Bagaimana pula dengan definisi rentang waktu lumayan lama?

Oke, karena ke-simpang siur-an penggunaan istilah ini, saya ingin mencoba memberikan definisi waktu yang lebih teliti untuk perkara ini. Kalau menurut saya ini penting untuk kita definisikan, supaya kita lebih berhati-hati saat menggunakan kata keterangan waktu. Manfaatnya, tentu saja supaya pertengkaran terhadap selisih waktu menjadi berkurang, dan penggunaan waktu dapat dibuat lebih efisien. Hal ini dilakukan mengingat bahwa rasanya dalam 1 hari itu 24 jam tak lagi cukup.

Ini adalah definisi yang saya miliki untuk beberapa kasus rentang waktu di atas:

  • Sebentar, berarti kurang dari 10 menit.
  • Lama, berarti lebih atau sama dengan 1 jam.
  • Agak lama, berarti adalah sekitar 50 – 75% dari definisi lama, yaitu antara 30 – 45 menit.
  • Lumayan lama, berarti.. hmm, sebaiknya hindari.
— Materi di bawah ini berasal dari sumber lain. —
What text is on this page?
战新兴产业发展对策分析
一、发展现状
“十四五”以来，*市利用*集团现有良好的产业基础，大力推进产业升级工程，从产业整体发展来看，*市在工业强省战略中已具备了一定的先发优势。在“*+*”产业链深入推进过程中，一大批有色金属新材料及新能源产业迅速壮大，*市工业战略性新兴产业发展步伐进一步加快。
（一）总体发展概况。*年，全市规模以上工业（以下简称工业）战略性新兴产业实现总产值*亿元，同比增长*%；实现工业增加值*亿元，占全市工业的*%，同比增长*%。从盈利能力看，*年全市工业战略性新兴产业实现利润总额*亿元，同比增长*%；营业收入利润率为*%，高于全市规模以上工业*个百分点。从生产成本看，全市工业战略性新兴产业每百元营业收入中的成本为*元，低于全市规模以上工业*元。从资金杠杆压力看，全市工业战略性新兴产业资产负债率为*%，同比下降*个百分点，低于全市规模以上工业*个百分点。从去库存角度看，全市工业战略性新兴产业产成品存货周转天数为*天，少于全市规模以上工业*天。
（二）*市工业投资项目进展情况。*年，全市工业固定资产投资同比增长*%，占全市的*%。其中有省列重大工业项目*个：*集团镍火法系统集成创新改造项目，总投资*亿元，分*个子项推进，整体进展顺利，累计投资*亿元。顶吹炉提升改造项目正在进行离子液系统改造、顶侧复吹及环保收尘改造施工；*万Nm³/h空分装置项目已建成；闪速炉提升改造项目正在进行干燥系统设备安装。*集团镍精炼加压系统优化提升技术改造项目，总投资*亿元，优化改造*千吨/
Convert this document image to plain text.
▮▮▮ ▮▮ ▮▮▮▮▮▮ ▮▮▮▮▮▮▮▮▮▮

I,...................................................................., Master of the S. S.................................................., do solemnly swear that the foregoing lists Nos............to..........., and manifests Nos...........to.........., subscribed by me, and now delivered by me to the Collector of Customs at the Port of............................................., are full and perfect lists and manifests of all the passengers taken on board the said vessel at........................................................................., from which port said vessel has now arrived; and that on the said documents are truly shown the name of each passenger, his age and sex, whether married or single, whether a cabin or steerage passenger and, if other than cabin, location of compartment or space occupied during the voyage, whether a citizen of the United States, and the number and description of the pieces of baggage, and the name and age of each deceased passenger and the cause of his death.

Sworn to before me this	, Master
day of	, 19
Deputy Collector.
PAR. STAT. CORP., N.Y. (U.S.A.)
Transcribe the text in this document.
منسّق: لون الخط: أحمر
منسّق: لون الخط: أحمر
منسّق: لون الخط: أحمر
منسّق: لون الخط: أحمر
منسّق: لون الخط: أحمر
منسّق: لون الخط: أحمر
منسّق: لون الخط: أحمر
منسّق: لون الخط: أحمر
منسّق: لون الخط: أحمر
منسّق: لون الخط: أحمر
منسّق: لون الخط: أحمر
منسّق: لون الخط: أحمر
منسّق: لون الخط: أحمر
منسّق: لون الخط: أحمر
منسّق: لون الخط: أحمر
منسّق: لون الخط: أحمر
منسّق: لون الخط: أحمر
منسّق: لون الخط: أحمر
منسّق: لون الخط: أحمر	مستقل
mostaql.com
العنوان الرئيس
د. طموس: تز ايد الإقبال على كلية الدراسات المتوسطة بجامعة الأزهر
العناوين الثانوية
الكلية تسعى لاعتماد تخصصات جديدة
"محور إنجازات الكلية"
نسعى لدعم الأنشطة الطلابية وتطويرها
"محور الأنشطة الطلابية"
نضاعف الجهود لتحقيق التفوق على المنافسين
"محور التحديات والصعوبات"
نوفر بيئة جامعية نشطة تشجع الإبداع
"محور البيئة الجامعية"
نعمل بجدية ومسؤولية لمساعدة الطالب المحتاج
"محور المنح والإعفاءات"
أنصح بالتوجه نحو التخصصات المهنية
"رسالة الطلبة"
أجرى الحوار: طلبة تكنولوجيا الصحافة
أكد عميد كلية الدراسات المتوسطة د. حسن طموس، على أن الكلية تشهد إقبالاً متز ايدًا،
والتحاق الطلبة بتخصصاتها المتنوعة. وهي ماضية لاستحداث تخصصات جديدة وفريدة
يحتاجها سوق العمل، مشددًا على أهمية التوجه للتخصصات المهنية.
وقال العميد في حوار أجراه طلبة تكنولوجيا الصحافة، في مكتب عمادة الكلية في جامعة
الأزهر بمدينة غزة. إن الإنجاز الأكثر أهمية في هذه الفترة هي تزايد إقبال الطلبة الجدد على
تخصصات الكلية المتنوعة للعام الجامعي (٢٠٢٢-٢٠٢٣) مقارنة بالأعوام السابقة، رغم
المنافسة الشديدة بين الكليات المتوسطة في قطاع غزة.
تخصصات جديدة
Definisi lumayan saja itu kurang jelas maknanya kalau menurut saya.

Dalam kasus yang lebih kompleks, ada juga kadang-kadang dialog seperti ini.

A: “Berapa menit lagi sampainya?”

B: “Hmm, mungkin sekitar jam 3-an..”

Kalau untuk kasus ini, menurut saya:

  • Ketika ada suatu angka jam diikuti dengan partikel “an” atau ada kata “sekitar” di dekatnya, berarti yang dimaksud adalah + 15 menit dari jam tersebut. Misalnya, jam 3-an berarti itu rentang waktu antara jam 3 kurang 15 menit sampai dengan jam 3 lebih 15 menit.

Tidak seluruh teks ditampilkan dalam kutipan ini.